After that, the bombs hit farther away. The Confederate bombers lingered over Philadelphia for more than an hour. Their bases weren't far away. Antiaircraft guns and searchlights and fighters hunting through the black skies of night were not enough to drive them off or even to slow them down very much. Every so often, one or two of them would crash in flames. What was that, though, but the cost of doing business?

The all-clear sounded. Yawning and sleepily cursing the Confederates, people went up to their flats. The air in the stairwell smelled of sweat and smoke.

Fire-engine sirens wailed, some nearer, some farther away. Flora had just opened the door to the flat she shared with Joshua when a big boom only a few blocks away made things shake all over again. "That was a bomb!" she said indignantly. "But the Confederates went away."

"Time fuse." Her son's voice was wise. "That way, people and stuff come close, and then it blows up." He did his teenaged best to sound reassuring: "Don't worry, Mom. We've got 'em, too."

"Oh, joy," Flora said again, in the same tone and with the same meaning as she'd used down in the cellar. Wasn't that a lovely piece of human ingenuity? It lay there quietly to lure more victims into the neighborhood, then slaughtered them. And the USA and CSA both used such things. Whoever had invented them had probably got a bonus for his talents.

She would have liked to give him what he really deserved. The Geneva Convention probably outlawed that, though.

Lying down, she looked at the alarm clock's luminous dial, the only light in the bedroom. Half past three. She said something more pungent than Oh, joy under her breath. It could have been worse. She knew that. It could have been better, too.

She yawned and stretched and tried to get comfortable and also tried to free her mind from the fear she'd known. That wasn't easy. She looked at the alarm clock again-3:35 now. Why did the dots by the numbers and the lines on the hour and minute hands glow? Radium-she knew that. But why did radium glow? Because it did; that was all she knew. Somewhere, there were probably scientists who could give a better explanation. She hoped so, anyhow.
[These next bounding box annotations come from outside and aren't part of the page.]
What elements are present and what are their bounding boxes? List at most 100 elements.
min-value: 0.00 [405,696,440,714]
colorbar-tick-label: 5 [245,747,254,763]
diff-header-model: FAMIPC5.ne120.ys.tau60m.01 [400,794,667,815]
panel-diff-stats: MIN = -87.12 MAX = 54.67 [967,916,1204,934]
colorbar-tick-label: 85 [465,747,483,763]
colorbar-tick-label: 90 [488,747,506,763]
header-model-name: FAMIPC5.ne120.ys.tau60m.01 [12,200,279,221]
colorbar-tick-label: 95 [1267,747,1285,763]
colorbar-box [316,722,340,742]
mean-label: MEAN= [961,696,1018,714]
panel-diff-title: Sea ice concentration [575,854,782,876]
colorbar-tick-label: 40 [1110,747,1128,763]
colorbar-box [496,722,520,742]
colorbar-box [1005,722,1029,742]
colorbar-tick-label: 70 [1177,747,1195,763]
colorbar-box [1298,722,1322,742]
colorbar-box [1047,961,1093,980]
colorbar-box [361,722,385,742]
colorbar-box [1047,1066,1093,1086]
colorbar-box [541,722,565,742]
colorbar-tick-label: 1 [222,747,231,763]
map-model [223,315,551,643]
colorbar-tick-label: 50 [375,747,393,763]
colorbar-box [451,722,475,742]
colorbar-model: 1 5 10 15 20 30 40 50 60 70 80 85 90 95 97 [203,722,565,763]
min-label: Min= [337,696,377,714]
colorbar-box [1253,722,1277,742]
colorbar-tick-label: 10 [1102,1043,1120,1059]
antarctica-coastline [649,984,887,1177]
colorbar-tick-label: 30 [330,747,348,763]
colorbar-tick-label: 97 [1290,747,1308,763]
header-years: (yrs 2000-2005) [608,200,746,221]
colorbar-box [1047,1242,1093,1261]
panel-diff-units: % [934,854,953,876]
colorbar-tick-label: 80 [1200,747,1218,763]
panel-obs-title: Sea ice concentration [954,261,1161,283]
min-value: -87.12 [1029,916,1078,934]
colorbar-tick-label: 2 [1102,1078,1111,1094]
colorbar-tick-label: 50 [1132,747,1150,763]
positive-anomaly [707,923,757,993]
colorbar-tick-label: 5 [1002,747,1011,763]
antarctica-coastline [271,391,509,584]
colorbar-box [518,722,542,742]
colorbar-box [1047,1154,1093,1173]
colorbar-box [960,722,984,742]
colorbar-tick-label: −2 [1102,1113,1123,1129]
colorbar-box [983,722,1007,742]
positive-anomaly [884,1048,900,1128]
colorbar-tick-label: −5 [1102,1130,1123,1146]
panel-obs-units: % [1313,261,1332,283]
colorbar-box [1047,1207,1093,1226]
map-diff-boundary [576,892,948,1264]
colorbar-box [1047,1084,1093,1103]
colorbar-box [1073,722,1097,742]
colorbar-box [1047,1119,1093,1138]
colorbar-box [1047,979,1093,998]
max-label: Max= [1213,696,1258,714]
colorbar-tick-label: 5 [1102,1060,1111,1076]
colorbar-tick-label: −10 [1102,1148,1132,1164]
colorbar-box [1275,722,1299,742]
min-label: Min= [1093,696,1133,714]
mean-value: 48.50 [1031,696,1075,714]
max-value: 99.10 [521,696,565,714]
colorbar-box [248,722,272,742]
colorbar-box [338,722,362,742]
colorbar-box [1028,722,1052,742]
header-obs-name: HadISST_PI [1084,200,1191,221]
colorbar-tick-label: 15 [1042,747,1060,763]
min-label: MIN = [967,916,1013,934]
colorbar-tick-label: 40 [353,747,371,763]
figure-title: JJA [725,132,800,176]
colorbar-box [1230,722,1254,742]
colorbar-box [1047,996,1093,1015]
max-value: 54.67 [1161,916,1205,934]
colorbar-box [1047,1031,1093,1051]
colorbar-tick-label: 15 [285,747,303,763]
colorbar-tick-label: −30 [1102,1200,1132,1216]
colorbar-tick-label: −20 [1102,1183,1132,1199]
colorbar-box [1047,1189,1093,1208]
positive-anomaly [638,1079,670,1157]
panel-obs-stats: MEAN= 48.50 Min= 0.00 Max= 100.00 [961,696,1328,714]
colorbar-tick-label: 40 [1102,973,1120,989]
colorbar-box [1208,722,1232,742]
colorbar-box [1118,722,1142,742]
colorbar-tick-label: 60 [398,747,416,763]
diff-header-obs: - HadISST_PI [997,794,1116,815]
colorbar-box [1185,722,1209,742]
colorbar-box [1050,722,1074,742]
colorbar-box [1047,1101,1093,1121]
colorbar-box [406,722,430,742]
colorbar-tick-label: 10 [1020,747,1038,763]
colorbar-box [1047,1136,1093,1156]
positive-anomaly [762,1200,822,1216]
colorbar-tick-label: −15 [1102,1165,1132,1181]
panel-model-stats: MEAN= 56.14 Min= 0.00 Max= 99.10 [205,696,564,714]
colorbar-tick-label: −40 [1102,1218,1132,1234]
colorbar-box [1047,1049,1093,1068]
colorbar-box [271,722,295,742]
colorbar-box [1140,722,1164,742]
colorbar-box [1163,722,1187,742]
She yawned again. Somewhat to her surprise, she did fall back to sleep. More often than not, she couldn't. She wasn't the only one doing without, either. Half the people in Philadelphia seemed to be stumbling around with bags under their eyes these days. If the Confederates cut off coffee imports, the city would be in a bad way.

When the alarm went off not quite three hours later, she felt as if another bomb had exploded beside her head. The first time she tried to make it shut up, she missed. The second time, she succeeded. Yawning blearily, she got out of bed.

Coffee, for the time being, she had. She made herself a pot. Joshua's snores punctuated the wet blup-blup of the percolator. He didn't have school and he didn't have a job. He could sleep as long as he wanted. Flora marveled at that as she fried eggs to go with the coffee. Sleep as long as you wanted? Till Joshua, no one in her family had ever been able to do that. What else could more clearly mark an escape from the proletariat?

She dressed, went downstairs, and hailed a cab. The driver was a man with a gray mustache and only two fingers on his left hand. "Congress," she told him.